The existing global energy crisis demands potential materials for applications relating to renewable energy production, for instance, hydrogen fuel generation via water splitting. Transition metal phosphide (TMP) nanoparticles e.g., copper phosphide (Cu3-xP), nickel phosphide (Ni2P), etc. are well known water splitting catalysts. Our prior experiences with TMPs confirm the superior activity of bimetallic phosphides over their monometallic counterparts. To date, there is no well-defined, bimetallic copper containing phosphides in bulk phase with the other late, first row transition metals-Fe, Co, Ni. Therefore, synthesizing these metastable, bimetallic phosphides on the nanoscale may open the door for the fundamental understanding of their activity, including but not limited to, as potential catalyst for water splitting.

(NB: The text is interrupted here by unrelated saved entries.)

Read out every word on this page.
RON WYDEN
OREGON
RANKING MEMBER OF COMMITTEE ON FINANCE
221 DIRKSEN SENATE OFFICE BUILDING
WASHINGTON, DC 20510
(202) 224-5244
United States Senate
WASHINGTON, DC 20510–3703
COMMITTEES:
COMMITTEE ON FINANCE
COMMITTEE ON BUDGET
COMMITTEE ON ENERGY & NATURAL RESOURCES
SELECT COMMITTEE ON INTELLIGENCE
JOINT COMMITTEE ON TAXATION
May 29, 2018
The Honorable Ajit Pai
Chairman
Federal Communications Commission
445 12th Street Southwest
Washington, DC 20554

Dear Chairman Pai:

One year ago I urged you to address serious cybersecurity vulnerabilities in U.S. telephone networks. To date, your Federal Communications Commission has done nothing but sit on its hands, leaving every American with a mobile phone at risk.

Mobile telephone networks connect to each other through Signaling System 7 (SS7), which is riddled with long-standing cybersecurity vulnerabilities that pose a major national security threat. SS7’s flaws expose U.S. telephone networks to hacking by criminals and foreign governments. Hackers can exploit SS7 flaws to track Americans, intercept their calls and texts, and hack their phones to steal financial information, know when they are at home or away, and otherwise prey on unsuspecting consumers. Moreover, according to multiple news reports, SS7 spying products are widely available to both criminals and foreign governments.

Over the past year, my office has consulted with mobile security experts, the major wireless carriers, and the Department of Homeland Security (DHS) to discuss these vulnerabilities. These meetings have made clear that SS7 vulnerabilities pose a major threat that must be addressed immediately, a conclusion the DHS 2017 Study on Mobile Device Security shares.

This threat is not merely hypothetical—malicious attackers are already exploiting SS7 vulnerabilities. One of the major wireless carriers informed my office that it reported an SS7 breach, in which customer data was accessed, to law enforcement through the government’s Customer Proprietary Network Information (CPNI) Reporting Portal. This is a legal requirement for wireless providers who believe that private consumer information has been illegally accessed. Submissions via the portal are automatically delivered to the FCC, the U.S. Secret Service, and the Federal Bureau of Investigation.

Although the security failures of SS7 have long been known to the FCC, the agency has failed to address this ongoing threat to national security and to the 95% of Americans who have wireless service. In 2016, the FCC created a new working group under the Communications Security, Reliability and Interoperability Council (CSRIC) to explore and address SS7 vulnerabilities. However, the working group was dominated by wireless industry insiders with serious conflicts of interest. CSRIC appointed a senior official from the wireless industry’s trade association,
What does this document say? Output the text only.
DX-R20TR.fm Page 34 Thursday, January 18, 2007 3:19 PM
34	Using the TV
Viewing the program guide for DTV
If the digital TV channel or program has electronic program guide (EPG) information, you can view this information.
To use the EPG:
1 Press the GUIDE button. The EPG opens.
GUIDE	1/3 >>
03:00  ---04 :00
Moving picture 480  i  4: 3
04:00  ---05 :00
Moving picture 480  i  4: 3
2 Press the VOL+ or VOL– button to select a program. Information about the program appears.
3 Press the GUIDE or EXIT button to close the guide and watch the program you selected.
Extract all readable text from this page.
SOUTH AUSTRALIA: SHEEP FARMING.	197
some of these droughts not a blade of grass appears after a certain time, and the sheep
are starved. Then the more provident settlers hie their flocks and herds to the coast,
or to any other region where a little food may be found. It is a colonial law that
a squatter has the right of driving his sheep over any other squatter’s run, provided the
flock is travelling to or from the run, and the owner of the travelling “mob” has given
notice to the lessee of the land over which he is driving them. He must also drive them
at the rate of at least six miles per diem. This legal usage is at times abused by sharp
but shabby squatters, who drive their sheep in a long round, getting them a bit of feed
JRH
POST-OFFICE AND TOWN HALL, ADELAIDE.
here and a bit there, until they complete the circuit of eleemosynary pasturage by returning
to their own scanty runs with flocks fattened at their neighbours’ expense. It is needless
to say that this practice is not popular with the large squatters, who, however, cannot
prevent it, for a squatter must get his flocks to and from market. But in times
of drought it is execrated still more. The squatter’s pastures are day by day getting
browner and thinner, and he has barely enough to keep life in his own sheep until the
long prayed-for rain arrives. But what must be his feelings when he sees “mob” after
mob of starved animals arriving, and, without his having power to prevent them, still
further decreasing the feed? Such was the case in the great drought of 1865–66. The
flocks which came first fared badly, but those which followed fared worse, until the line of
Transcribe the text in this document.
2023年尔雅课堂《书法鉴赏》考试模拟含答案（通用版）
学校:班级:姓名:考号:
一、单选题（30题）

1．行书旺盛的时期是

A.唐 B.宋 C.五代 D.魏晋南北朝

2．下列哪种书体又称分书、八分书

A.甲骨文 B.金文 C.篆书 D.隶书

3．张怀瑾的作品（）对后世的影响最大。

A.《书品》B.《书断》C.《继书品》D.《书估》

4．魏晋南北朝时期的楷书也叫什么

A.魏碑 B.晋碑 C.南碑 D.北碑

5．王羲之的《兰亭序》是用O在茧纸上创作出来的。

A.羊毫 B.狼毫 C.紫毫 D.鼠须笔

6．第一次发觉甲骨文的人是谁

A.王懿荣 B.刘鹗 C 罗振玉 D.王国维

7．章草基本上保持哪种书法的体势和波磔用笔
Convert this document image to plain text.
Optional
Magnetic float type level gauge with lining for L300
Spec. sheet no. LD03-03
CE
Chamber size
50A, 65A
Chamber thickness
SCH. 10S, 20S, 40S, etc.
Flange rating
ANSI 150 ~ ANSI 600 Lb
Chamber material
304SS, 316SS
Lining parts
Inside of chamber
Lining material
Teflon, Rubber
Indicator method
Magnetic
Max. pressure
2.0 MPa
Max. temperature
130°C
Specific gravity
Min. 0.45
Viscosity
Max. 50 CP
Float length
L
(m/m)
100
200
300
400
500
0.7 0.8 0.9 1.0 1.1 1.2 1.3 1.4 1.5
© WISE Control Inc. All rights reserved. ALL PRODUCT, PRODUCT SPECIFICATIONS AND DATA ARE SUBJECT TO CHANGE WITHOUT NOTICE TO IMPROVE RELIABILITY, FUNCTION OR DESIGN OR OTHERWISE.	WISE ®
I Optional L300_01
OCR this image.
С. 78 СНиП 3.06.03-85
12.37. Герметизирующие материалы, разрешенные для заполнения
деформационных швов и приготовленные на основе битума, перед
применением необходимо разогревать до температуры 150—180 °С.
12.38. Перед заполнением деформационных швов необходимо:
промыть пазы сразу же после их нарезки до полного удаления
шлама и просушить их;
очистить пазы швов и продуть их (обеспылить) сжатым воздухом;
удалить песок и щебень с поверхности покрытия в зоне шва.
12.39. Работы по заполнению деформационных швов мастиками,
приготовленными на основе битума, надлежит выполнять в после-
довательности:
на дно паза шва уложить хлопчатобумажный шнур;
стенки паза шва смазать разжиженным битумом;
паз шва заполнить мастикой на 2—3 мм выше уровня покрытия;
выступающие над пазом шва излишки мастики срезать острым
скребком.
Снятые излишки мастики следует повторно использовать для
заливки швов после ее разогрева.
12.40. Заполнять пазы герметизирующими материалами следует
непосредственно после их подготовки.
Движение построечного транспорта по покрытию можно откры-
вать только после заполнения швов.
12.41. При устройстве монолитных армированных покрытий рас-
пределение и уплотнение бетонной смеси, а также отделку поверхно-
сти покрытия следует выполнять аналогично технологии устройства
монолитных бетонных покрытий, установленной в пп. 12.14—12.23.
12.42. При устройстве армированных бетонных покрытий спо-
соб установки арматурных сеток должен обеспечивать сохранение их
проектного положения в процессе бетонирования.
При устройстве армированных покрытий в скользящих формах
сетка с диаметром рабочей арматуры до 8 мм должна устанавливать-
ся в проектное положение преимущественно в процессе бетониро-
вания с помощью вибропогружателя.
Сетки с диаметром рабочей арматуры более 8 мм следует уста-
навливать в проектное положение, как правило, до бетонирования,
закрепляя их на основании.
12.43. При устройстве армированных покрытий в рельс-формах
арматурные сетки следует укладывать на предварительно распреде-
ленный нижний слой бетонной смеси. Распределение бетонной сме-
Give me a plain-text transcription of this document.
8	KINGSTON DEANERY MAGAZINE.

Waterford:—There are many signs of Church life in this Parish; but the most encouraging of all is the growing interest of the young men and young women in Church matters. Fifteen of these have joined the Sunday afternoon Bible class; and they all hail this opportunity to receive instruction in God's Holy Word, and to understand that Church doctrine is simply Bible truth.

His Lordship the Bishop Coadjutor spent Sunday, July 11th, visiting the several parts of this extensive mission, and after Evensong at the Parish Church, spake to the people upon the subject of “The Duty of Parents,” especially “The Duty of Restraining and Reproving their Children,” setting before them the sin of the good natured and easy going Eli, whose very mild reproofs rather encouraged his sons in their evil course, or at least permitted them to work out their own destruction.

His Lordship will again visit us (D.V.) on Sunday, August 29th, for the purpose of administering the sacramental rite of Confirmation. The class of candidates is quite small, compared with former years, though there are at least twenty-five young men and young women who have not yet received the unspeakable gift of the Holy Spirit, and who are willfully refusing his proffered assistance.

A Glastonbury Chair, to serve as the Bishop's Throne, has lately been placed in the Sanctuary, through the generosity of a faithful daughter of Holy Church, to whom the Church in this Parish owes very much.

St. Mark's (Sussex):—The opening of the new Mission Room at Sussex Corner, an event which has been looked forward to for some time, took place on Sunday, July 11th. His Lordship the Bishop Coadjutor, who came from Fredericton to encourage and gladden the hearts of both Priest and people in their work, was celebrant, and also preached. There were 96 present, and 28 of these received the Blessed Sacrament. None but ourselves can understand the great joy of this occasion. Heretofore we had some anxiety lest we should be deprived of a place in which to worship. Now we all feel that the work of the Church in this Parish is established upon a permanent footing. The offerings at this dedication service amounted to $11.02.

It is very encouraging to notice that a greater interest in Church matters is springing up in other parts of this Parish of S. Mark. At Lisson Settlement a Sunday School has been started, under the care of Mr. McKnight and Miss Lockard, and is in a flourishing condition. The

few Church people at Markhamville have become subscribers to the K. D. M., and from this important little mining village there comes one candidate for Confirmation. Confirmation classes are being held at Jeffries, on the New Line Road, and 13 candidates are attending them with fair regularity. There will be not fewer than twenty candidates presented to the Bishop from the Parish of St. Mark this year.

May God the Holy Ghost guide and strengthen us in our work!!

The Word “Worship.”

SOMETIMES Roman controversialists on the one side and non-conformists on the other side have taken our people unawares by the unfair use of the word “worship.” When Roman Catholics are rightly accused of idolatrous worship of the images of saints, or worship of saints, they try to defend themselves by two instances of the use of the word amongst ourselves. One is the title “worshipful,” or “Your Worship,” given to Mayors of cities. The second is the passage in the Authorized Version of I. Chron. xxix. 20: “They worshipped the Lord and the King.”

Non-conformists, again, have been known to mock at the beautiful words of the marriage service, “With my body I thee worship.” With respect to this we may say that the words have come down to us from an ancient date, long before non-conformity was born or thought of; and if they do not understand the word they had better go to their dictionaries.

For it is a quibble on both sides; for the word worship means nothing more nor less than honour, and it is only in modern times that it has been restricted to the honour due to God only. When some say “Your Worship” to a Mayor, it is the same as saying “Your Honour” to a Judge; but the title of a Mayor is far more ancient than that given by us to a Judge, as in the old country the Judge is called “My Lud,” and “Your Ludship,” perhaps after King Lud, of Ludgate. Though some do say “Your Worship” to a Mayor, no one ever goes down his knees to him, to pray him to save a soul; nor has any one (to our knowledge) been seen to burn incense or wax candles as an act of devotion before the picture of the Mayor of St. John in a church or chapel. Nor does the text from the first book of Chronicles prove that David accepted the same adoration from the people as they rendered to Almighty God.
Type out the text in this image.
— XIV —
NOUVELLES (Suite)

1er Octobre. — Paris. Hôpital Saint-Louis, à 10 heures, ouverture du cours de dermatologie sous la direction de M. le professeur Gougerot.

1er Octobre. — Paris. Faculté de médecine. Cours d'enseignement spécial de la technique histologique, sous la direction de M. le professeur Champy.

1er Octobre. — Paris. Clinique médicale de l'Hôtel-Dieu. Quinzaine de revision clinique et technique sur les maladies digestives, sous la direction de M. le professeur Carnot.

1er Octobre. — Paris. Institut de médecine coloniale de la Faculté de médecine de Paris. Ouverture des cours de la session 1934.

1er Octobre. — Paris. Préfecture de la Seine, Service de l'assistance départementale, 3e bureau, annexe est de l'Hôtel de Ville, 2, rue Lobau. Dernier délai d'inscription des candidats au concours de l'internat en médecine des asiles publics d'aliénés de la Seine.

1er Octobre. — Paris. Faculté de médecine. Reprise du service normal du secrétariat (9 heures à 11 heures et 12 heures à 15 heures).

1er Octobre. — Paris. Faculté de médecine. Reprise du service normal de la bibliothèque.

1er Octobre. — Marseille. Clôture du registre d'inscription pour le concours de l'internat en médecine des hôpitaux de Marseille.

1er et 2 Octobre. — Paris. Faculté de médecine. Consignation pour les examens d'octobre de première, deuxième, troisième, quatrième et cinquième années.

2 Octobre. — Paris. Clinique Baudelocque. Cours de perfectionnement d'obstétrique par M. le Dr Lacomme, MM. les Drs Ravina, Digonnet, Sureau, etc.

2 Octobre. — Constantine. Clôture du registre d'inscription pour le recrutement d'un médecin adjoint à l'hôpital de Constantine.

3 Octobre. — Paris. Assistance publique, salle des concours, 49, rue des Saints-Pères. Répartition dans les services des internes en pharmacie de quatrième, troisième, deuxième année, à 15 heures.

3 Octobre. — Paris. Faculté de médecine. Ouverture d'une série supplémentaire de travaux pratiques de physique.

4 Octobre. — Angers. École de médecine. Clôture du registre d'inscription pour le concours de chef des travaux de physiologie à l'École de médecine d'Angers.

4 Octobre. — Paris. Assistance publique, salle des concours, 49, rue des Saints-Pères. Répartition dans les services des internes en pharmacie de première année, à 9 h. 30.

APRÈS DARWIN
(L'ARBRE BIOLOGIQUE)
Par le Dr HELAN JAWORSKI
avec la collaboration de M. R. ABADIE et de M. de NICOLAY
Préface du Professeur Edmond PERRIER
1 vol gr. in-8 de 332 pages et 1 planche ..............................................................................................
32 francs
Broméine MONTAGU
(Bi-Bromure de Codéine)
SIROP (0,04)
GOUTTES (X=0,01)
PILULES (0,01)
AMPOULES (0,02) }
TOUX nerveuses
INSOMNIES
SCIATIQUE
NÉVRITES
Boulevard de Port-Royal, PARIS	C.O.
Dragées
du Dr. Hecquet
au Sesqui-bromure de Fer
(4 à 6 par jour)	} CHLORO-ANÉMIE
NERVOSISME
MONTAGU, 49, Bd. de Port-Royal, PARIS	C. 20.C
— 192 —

Inspired from recent works demonstrating the formation of metastable, wurtzite indium phosphide (InP) nanocrystals from Cu3-xP (having inherent vacancy and partial ionic character) via cation exchange, we began our effort to synthesize new bimetallic TMP by partial exchange with Fe3+. To demonstrate the feasibility of Fe uptake in Cu3-xP, different parameters (time, reaction temperature, solvent concentration) were varied. We observed 9% Fe incorporation with the most optimized reaction condition (225˚C, 30 minutes); we also investigated the cation exchange reaction under milder reaction condition (180˚C, 12 hr), that surprisingly ended up having more (15%) Fe uptake!
Our current effort is to map out the extent of Fe uptake in Cu3-xP template maintaining its crystallinity. To do so, we are using the tool “Vacancy Modulation”, where we are extracting more Cu atoms from the already Cu-deficient Cu3-xP, and those newly formed vacancies may provide more sites for enhanced guest ion uptake in the copper phosphide template.